Slowly she deteriorated, her skin yellowing, her voice growing faint and husky, the flesh melting from her. She smiled up at Helen, told her that she must not come to visit her so often, held her hand in the hand which was not swollen, said little else, other than that everyone was so good, so good to her.
One of the consultants, whose lectures Helen attended, asked her to go and see him. Fatigue made it seem as if he himself were terminally stricken. Lack of time made it seem as if he were in a state of constant irritation.
‘Your aunt must have been ill for a long time.’ It sounded like an accusation.
Helen was astonished. ‘ Oh, I don’t think so.’
He stared intently at her across his desk. Then an eyelid flickered involuntarily and he looked down, embarrassed by a physical weakness over which he had no control. ‘Didn’t she run low-grade temperatures?’
‘Not that I know of.’
‘Complain of feeling tired?’
‘Nothing ever tired her.
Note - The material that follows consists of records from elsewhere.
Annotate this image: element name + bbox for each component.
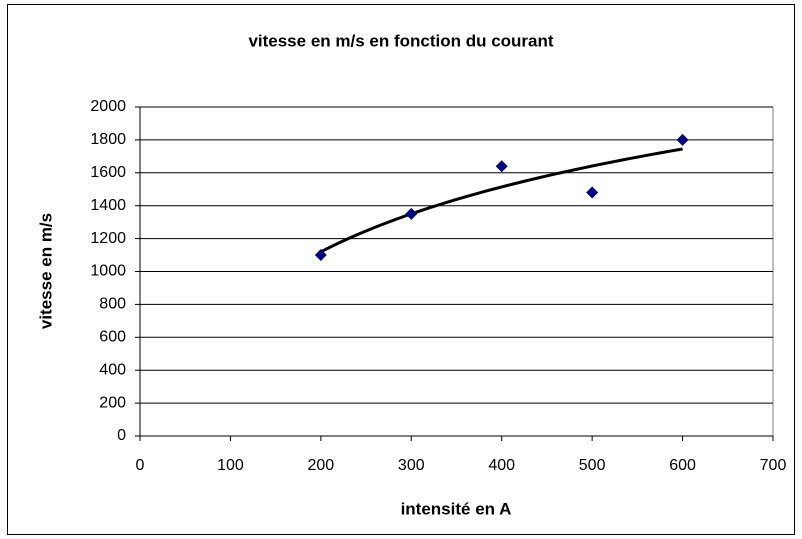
point [314, 249, 327, 262]
x-axis-label: intensité en A [401, 499, 512, 518]
y-tick-label: 0 [117, 427, 126, 444]
point [405, 207, 418, 220]
trendline [320, 147, 683, 254]
chart-title: vitesse en m/s en fonction du courant [248, 31, 553, 50]
x-tick-label: 700 [760, 457, 787, 474]
x-tick-label: 600 [669, 457, 696, 474]
y-tick-label: 600 [99, 329, 126, 346]
y-tick-label: 2000 [90, 98, 126, 115]
y-tick-label: 1600 [90, 164, 126, 181]
x-tick-label: 400 [488, 457, 515, 474]
x-tick-label: 500 [579, 457, 606, 474]
y-tick-label: 200 [99, 394, 126, 411]
point [676, 133, 689, 146]
y-tick-label: 1000 [90, 263, 126, 280]
x-tick-label: 100 [217, 457, 244, 474]
y-tick-label: 1200 [90, 230, 126, 247]
y-axis-label: vitesse en m/s [36, 213, 55, 329]
x-tick-label: 0 [136, 457, 145, 474]
y-tick-label: 1400 [90, 197, 126, 214]
point [586, 186, 599, 199]
x-tick-label: 200 [308, 457, 335, 474]
y-tick-label: 400 [99, 361, 126, 378]
point [495, 160, 508, 173]
y-tick-label: 800 [99, 296, 126, 313]
y-tick-label: 1800 [90, 131, 126, 148]
x-tick-label: 300 [398, 457, 425, 474]
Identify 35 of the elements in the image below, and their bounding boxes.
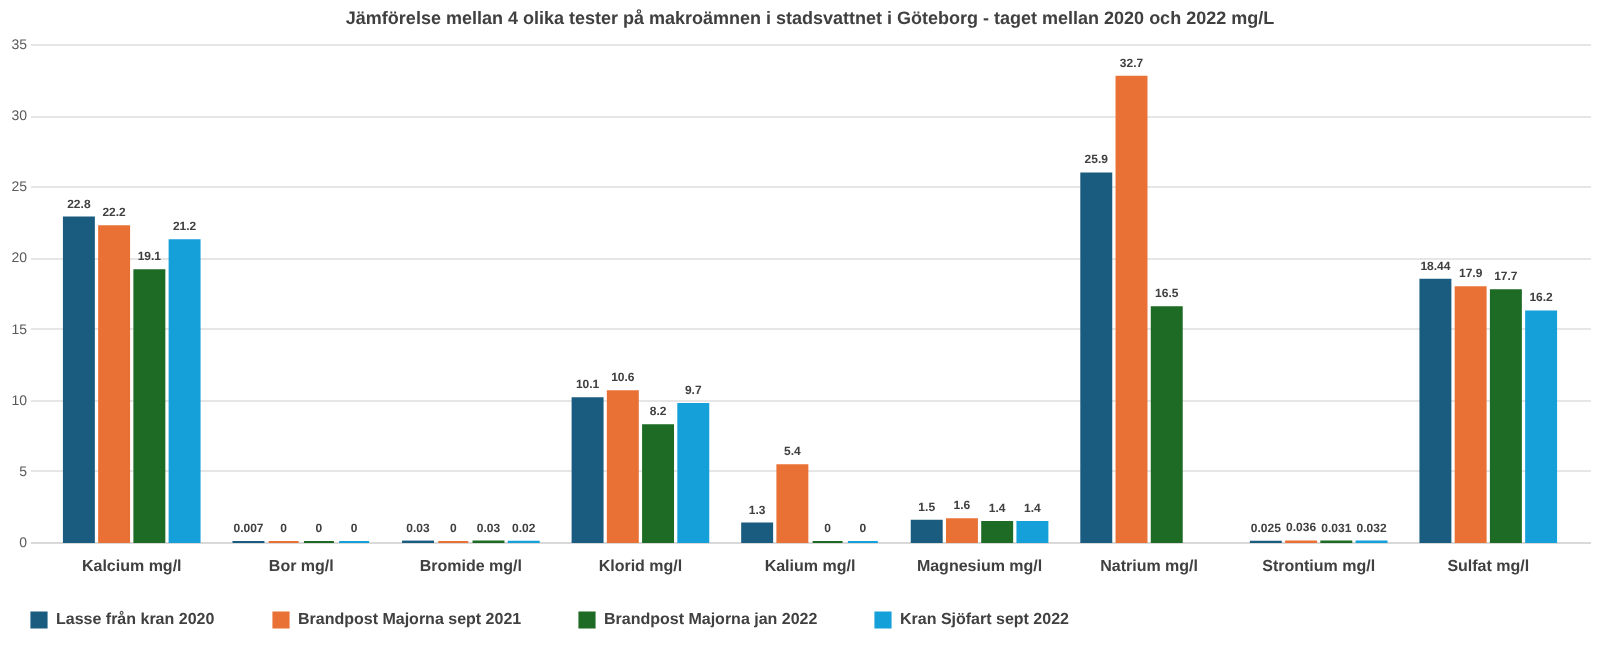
x-tick-label: Bor mg/l [268,557,334,575]
x-tick-label: Magnesium mg/l [916,557,1043,575]
bar [1080,172,1113,543]
bar [168,239,201,543]
bar [776,464,809,543]
chart-title: Jämförelse mellan 4 olika tester på makroämnen i stadsvattnet i Göteborg - taget mellan 2020 och 2022 mg/L [345,8,1276,28]
bar [910,519,943,543]
bar [606,390,639,543]
x-tick-label: Natrium mg/l [1100,557,1199,575]
bar [642,424,675,543]
bar [98,225,131,543]
x-tick-label: Kalium mg/l [764,557,856,575]
x-tick-label: Kalcium mg/l [81,557,182,575]
legend-label: Lasse från kran 2020 [56,609,216,628]
bar [1016,521,1049,543]
legend-label: Brandpost Majorna sept 2021 [298,609,523,628]
x-tick-label: Strontium mg/l [1262,557,1376,575]
x-tick-label: Klorid mg/l [598,557,683,575]
bar [133,269,166,543]
bar [1489,289,1522,543]
x-tick-label: Bromide mg/l [419,557,522,575]
legend-label: Brandpost Majorna jan 2022 [604,609,819,628]
bar [571,397,604,543]
legend-label: Kran Sjöfart sept 2022 [900,609,1071,628]
x-tick-label: Sulfat mg/l [1447,557,1530,575]
bar [1525,310,1558,543]
bar [677,402,710,543]
bar [1115,75,1148,543]
bar [62,216,95,543]
bar [1150,306,1183,543]
bar [1454,286,1487,543]
bar [741,522,774,543]
bar [981,521,1014,543]
bar [1419,278,1452,543]
bar [945,518,978,543]
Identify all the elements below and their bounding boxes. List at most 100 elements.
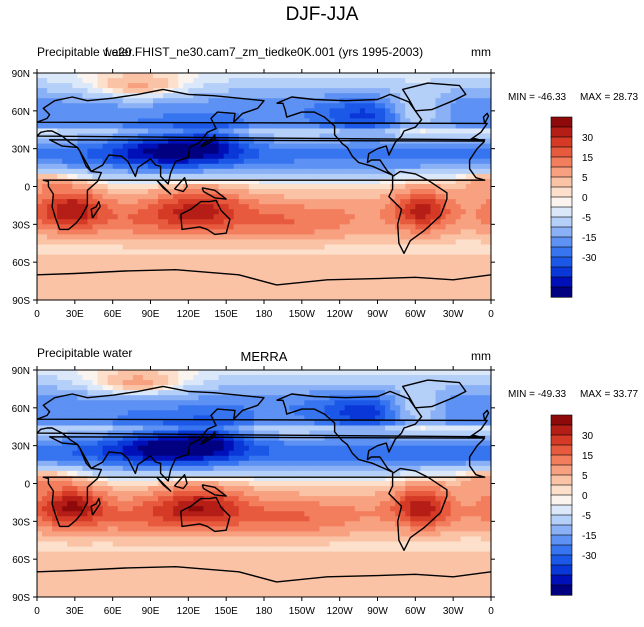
field-cell bbox=[97, 279, 104, 286]
field-cell bbox=[334, 294, 341, 300]
y-tick-label: 90S bbox=[12, 296, 30, 307]
field-cell bbox=[82, 415, 89, 422]
field-cell bbox=[344, 380, 351, 386]
field-cell bbox=[72, 98, 78, 104]
field-cell bbox=[319, 289, 326, 296]
field-cell bbox=[147, 138, 154, 145]
field-cell bbox=[253, 83, 260, 89]
field-cell bbox=[470, 224, 477, 230]
field-cell bbox=[168, 143, 174, 150]
field-cell bbox=[153, 138, 159, 145]
field-cell bbox=[253, 390, 260, 396]
field-cell bbox=[238, 189, 245, 195]
field-cell bbox=[102, 128, 109, 135]
field-cell bbox=[97, 264, 104, 271]
field-cell bbox=[289, 178, 295, 185]
field-cell bbox=[425, 148, 432, 155]
field-cell bbox=[42, 264, 48, 271]
colorbar-box bbox=[550, 226, 573, 238]
field-cell bbox=[400, 405, 406, 411]
field-cell bbox=[329, 148, 336, 155]
field-cell bbox=[178, 229, 184, 236]
field-cell bbox=[420, 224, 427, 230]
field-cell bbox=[208, 405, 215, 411]
coastline bbox=[200, 134, 216, 149]
field-cell bbox=[339, 93, 346, 99]
field-cell bbox=[37, 405, 43, 411]
field-cell bbox=[334, 229, 341, 236]
field-cell bbox=[77, 153, 83, 160]
field-cell bbox=[117, 173, 124, 180]
field-cell bbox=[62, 400, 68, 406]
field-cell bbox=[364, 128, 371, 135]
field-cell bbox=[77, 249, 83, 256]
field-cell bbox=[410, 153, 416, 160]
field-cell bbox=[470, 234, 477, 241]
field-cell bbox=[440, 224, 447, 230]
field-cell bbox=[117, 163, 124, 170]
field-cell bbox=[243, 279, 250, 286]
field-cell bbox=[314, 153, 321, 160]
field-cell bbox=[339, 294, 346, 300]
field-cell bbox=[107, 219, 114, 225]
field-cell bbox=[364, 254, 371, 261]
field-cell bbox=[289, 83, 295, 89]
field-cell bbox=[380, 254, 386, 261]
field-cell bbox=[127, 148, 134, 155]
field-cell bbox=[385, 173, 391, 180]
field-cell bbox=[147, 173, 154, 180]
field-cell bbox=[147, 380, 154, 386]
field-cell bbox=[440, 279, 447, 286]
field-cell bbox=[445, 219, 452, 225]
field-cell bbox=[405, 143, 411, 150]
field-cell bbox=[243, 405, 250, 411]
field-cell bbox=[147, 390, 154, 396]
field-cell bbox=[480, 274, 487, 281]
field-cell bbox=[198, 405, 205, 411]
field-cell bbox=[430, 78, 437, 84]
field-cell bbox=[47, 385, 53, 391]
field-cell bbox=[132, 98, 139, 104]
field-cell bbox=[97, 189, 104, 195]
field-cell bbox=[92, 128, 99, 135]
field-cell bbox=[364, 88, 371, 94]
field-cell bbox=[117, 274, 124, 281]
field-cell bbox=[102, 83, 109, 89]
field-cell bbox=[415, 234, 421, 241]
field-cell bbox=[314, 183, 321, 190]
field-cell bbox=[359, 400, 366, 406]
field-cell bbox=[430, 370, 437, 376]
field-cell bbox=[193, 183, 200, 190]
field-cell bbox=[132, 183, 139, 190]
field-cell bbox=[289, 133, 295, 140]
field-cell bbox=[304, 219, 310, 225]
field-cell bbox=[153, 103, 159, 109]
field-cell bbox=[248, 123, 255, 130]
field-cell bbox=[158, 395, 164, 401]
field-cell bbox=[147, 279, 154, 286]
field-cell bbox=[238, 244, 245, 251]
field-cell bbox=[405, 103, 411, 109]
field-cell bbox=[142, 138, 149, 145]
field-cell bbox=[304, 153, 310, 160]
field-cell bbox=[294, 138, 300, 145]
field-cell bbox=[243, 103, 250, 109]
field-cell bbox=[127, 73, 134, 79]
coastline bbox=[402, 82, 467, 112]
field-cell bbox=[228, 294, 235, 300]
field-cell bbox=[107, 194, 114, 200]
field-cell bbox=[163, 214, 169, 220]
field-cell bbox=[319, 189, 326, 195]
field-cell bbox=[107, 214, 114, 220]
field-cell bbox=[319, 395, 326, 401]
field-cell bbox=[208, 375, 215, 381]
field-cell bbox=[42, 400, 48, 406]
field-cell bbox=[304, 249, 310, 256]
field-cell bbox=[359, 98, 366, 104]
field-cell bbox=[455, 244, 462, 251]
field-cell bbox=[455, 289, 462, 296]
field-cell bbox=[92, 113, 99, 119]
field-cell bbox=[223, 219, 230, 225]
field-cell bbox=[193, 279, 200, 286]
field-cell bbox=[112, 375, 119, 381]
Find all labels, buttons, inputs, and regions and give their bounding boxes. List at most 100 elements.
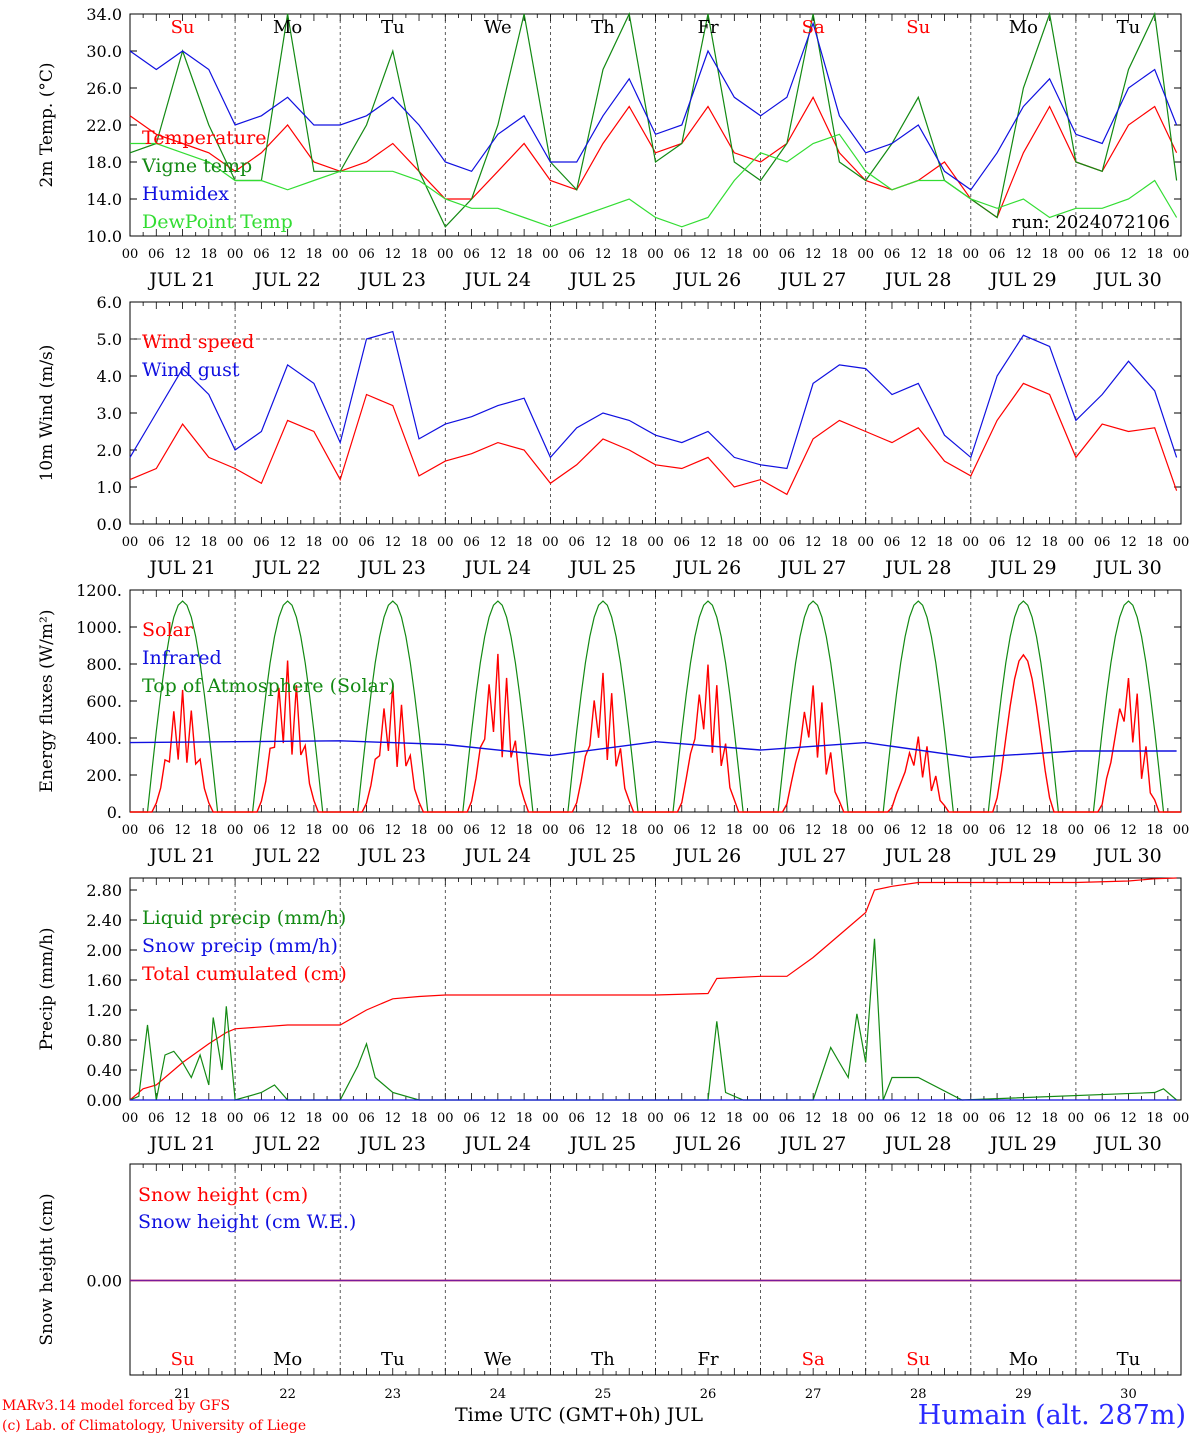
hour-tick-label: 12 bbox=[805, 823, 822, 838]
hour-tick-label: 12 bbox=[1015, 823, 1032, 838]
hour-tick-label: 18 bbox=[936, 1111, 953, 1126]
hour-tick-label: 12 bbox=[490, 247, 507, 262]
hour-tick-label: 00 bbox=[122, 247, 139, 262]
y-tick-label: 2.40 bbox=[86, 911, 122, 930]
hour-tick-label: 00 bbox=[752, 535, 769, 550]
y-tick-label: 400. bbox=[86, 729, 122, 748]
hour-tick-label: 06 bbox=[989, 1111, 1006, 1126]
hour-tick-label: 12 bbox=[700, 535, 717, 550]
hour-tick-label: 00 bbox=[1173, 823, 1190, 838]
y-tick-label: 1.20 bbox=[86, 1001, 122, 1020]
hour-tick-label: 00 bbox=[437, 247, 454, 262]
hour-tick-label: 00 bbox=[1173, 1111, 1190, 1126]
legend-entry: Infrared bbox=[142, 647, 222, 669]
hour-tick-label: 12 bbox=[1015, 535, 1032, 550]
series-line-liquid-precip-mm-h- bbox=[129, 938, 1177, 1101]
date-label: JUL 26 bbox=[673, 269, 741, 291]
date-label: JUL 29 bbox=[988, 269, 1056, 291]
weekday-label: Mo bbox=[273, 1349, 302, 1370]
hour-tick-label: 12 bbox=[910, 247, 927, 262]
hour-tick-label: 18 bbox=[831, 823, 848, 838]
date-label: JUL 27 bbox=[778, 269, 846, 291]
y-tick-label: 22.0 bbox=[86, 116, 122, 135]
hour-tick-label: 00 bbox=[1068, 535, 1085, 550]
date-label: JUL 25 bbox=[568, 269, 636, 291]
y-axis-label: 2m Temp. (°C) bbox=[37, 62, 57, 187]
hour-tick-label: 18 bbox=[831, 535, 848, 550]
day-number-label: 25 bbox=[595, 1387, 612, 1402]
hour-tick-label: 18 bbox=[621, 247, 638, 262]
hour-tick-label: 00 bbox=[122, 823, 139, 838]
y-tick-label: 30.0 bbox=[86, 42, 122, 61]
y-tick-label: 34.0 bbox=[86, 5, 122, 24]
hour-tick-label: 00 bbox=[857, 535, 874, 550]
hour-tick-label: 12 bbox=[1015, 247, 1032, 262]
date-label: JUL 23 bbox=[358, 1133, 426, 1155]
date-label: JUL 23 bbox=[358, 557, 426, 579]
hour-tick-label: 00 bbox=[227, 1111, 244, 1126]
date-label: JUL 22 bbox=[252, 269, 320, 291]
legend-entry: Wind speed bbox=[142, 331, 254, 353]
hour-tick-label: 12 bbox=[174, 823, 191, 838]
date-label: JUL 26 bbox=[673, 845, 741, 867]
legend-entry: Snow height (cm W.E.) bbox=[138, 1211, 356, 1233]
legend-entry: Snow height (cm) bbox=[138, 1184, 308, 1206]
hour-tick-label: 00 bbox=[963, 823, 980, 838]
hour-tick-label: 18 bbox=[411, 1111, 428, 1126]
hour-tick-label: 06 bbox=[253, 247, 270, 262]
day-number-label: 21 bbox=[174, 1387, 191, 1402]
date-label: JUL 25 bbox=[568, 845, 636, 867]
date-label: JUL 25 bbox=[568, 557, 636, 579]
hour-tick-label: 06 bbox=[884, 1111, 901, 1126]
hour-tick-label: 00 bbox=[647, 535, 664, 550]
hour-tick-label: 18 bbox=[516, 535, 533, 550]
legend-entry: Top of Atmosphere (Solar) bbox=[142, 675, 395, 697]
weekday-label: Tu bbox=[381, 17, 405, 38]
hour-tick-label: 06 bbox=[148, 535, 165, 550]
hour-tick-label: 18 bbox=[621, 1111, 638, 1126]
date-label: JUL 30 bbox=[1093, 1133, 1161, 1155]
hour-tick-label: 06 bbox=[463, 823, 480, 838]
y-tick-label: 0. bbox=[107, 803, 122, 822]
hour-tick-label: 06 bbox=[253, 823, 270, 838]
hour-tick-label: 00 bbox=[122, 535, 139, 550]
hour-tick-label: 12 bbox=[490, 823, 507, 838]
series-line-wind-gust bbox=[129, 330, 1178, 470]
hour-tick-label: 06 bbox=[674, 535, 691, 550]
hour-tick-label: 06 bbox=[674, 823, 691, 838]
hour-tick-label: 12 bbox=[384, 1111, 401, 1126]
date-label: JUL 25 bbox=[568, 1133, 636, 1155]
date-label: JUL 30 bbox=[1093, 269, 1161, 291]
series-line-dewpoint-temp bbox=[130, 133, 1178, 228]
hour-tick-label: 06 bbox=[884, 823, 901, 838]
hour-tick-label: 12 bbox=[595, 535, 612, 550]
hour-tick-label: 06 bbox=[989, 823, 1006, 838]
date-label: JUL 21 bbox=[147, 1133, 215, 1155]
hour-tick-label: 06 bbox=[253, 535, 270, 550]
weekday-label: Th bbox=[591, 1349, 615, 1370]
hour-tick-label: 18 bbox=[306, 247, 323, 262]
day-number-label: 28 bbox=[910, 1387, 927, 1402]
hour-tick-label: 00 bbox=[332, 823, 349, 838]
hour-tick-label: 00 bbox=[542, 823, 559, 838]
series-line-wind-speed bbox=[129, 382, 1178, 496]
date-label: JUL 28 bbox=[883, 1133, 951, 1155]
hour-tick-label: 06 bbox=[568, 535, 585, 550]
hour-tick-label: 06 bbox=[1094, 1111, 1111, 1126]
hour-tick-label: 12 bbox=[910, 1111, 927, 1126]
date-label: JUL 30 bbox=[1093, 557, 1161, 579]
weekday-label: Sa bbox=[802, 17, 825, 38]
hour-tick-label: 00 bbox=[1068, 247, 1085, 262]
y-tick-label: 0.00 bbox=[86, 1091, 122, 1110]
hour-tick-label: 18 bbox=[1041, 823, 1058, 838]
date-label: JUL 26 bbox=[673, 557, 741, 579]
y-tick-label: 6.0 bbox=[97, 293, 122, 312]
hour-tick-label: 18 bbox=[726, 535, 743, 550]
hour-tick-label: 00 bbox=[1068, 823, 1085, 838]
hour-tick-label: 00 bbox=[542, 1111, 559, 1126]
hour-tick-label: 18 bbox=[201, 1111, 218, 1126]
y-axis-label: Energy fluxes (W/m²) bbox=[37, 610, 57, 793]
model-credit: MARv3.14 model forced by GFS bbox=[2, 1398, 231, 1414]
date-label: JUL 29 bbox=[988, 845, 1056, 867]
hour-tick-label: 12 bbox=[910, 823, 927, 838]
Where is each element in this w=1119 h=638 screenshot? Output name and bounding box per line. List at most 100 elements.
Nothing.’
‘Not want to eat?’
‘She didn’t eat much. But that was because she would give her rations away to others.’ He shrugged. ‘There’s little to be done for her. I’m afraid – she’s
on the way out.’
He began to explain, in technical detail which Helen was already
qualified enough to follow, that Sophie was dying of a blood disease
common enough among children but rare in people of her age.